Siri-App soll Chats automatisch löschen
iOS 27: Apple will Siri-Chatverläufe stärker begrenzen
Apple will die neue Siri-App in iOS 27 offenbar mit zusätzlichen Datenschutzoptionen ausstatten. Laut Bloomberg sollen Nutzer festlegen können, wie lange Siri-Unterhaltungen gespeichert bleiben. Zur Auswahl stehen demnach 30 Tage, ein Jahr oder dauerhaft.
Von Apples KI ist bislang nur wenig konkurrenzfähig.
Die Funktion erinnert an die Nachrichten-App, in der sich ebenfalls einstellen lässt, ob Unterhaltungen automatisch gelöscht werden sollen. Für Siri wäre dies ein wichtiger Unterschied zu vielen klassischen KI-Chatbots, die stark auf Gesprächsverläufe und Erinnerungsfunktionen setzen, um Antworten im Laufe der Zeit stärker zu personalisieren.
Apple dürfte den Ansatz entsprechend als Datenschutzvorteil vermarkten. Der Konzern steht beim Thema KI weiterhin unter Druck, weil viele angekündigte Siri-Funktionen deutlich später kommen als ursprünglich erwartet. Mit iOS 27 soll Siri näher an moderne Chatbots heranrücken, gleichzeitig aber stärker kontrollieren, welche Informationen gespeichert werden.
Siri-App mit Verlauf
Die geplante Siri-App soll frühere Gespräche anzeigen und neue Unterhaltungen starten können. Dazu hatten wir euch bereits im Artikel „Siri in iOS 27: Mehr Chatbot, weniger Sprachbefehl“ informiert.

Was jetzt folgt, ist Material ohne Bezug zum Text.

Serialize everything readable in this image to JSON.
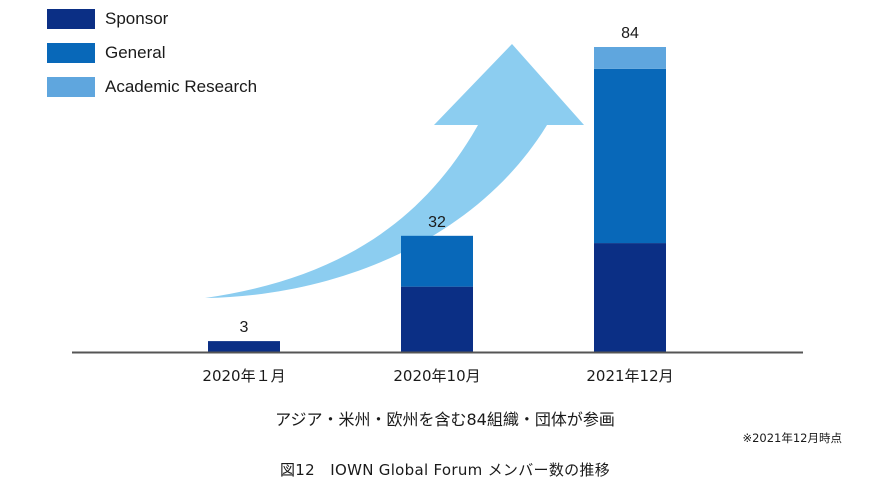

Neu ist der Hinweis, dass Nutzer offenbar auch entscheiden können, wie die App startet. Möglich sein soll entweder eine Übersicht bisheriger Unterhaltungen oder direkt ein neuer Chat. Damit würde Siri eher wie eine eigenständige KI-Anwendung funktionieren und weniger wie ein flüchtiger Systemdialog.
Mehr Datenschutz, weniger Gedächtnis
Die automatische Löschung hat allerdings auch eine Kehrseite. Je weniger Informationen Siri dauerhaft behalten darf, desto schwieriger wird es, persönliche Vorlieben, wiederkehrende Aufgaben oder frühere Zusammenhänge in spätere Antworten einzubeziehen.
Interessant ist zudem, dass die neue Siri-App trotz jahrelanger Verzögerungen offenbar zunächst als Beta gekennzeichnet werden könnte. iOS 27 wird voraussichtlich zur WWDC vorgestellt, die am 8. Juni beginnt.

Ein Glück habe ich mir zum Start des iPhone 15 Pro direkt eins geholt, um nun endlich die neuen KI-Betafunktionen in iOS 27 testen zu können!
/s
warte mal ab, wenn die ersten wirklichen KI Funktionen kommen und es dann heißt, erst ab iphone 17 pro :)
Das ist doch jedem klar wegen RAM oder? Es wird steigern und steigern. Wir sind ja grad am Anfang und die Anforderungen werden immer steigern.
Glaube ich nicht. RAM kostet heute zu viel. Auch Apple wird da seine Politik lockern und KI mehr in die Cloud auslagern.
Was sind denn die „wirklichen“ KI – Funktionen?
Datenschutz ist wohl Apples Deckname für alles was sie so drehen.
Was? So viel Speicher braucht der Quatsch und die Preise gehen grad hoch?
Machen wir doch einfach weniger langes Logbuch und verkaufen den Deppen es als Datenschutzmassnahme, dass spart Speicher und kommt gut an (als wenn es eine Rolle spielt ob es 30 oder mehr Tage her verschlüsselt gespeichert bleibt).
Wie man aktuell gerade sieht, hat Google die Anforderung für ihre nächste KI Generation an die Hardware der Handys äußerst massiv nach oben geschraubt. Es gibt faktisch aktuell keine Handys, die diese Hardware Voraussetzung erfüllen. Und ganz sicher auch keine iPhones die das tun. D.h. für die Siri Geschmacksrichtung von Gemini entweder, dass nur sehr wenig tatsächlich lokal ausgeführt wird, oder dass das was Apple von Google bekommt bereits wieder veraltet ist. Da Apple sicher sehr wenig auf ihren Server in der Cloud berechnen lassen möchte, weil sie das schon in der Vergangenheit äußerst ungern taten, wird wohl der Großteil auf dem Handy selbst laufen. Damit ist dann aber sehr wenig machbar. Ich fürchte auch Siri 2.0, wird eine große Enttäuschung werden.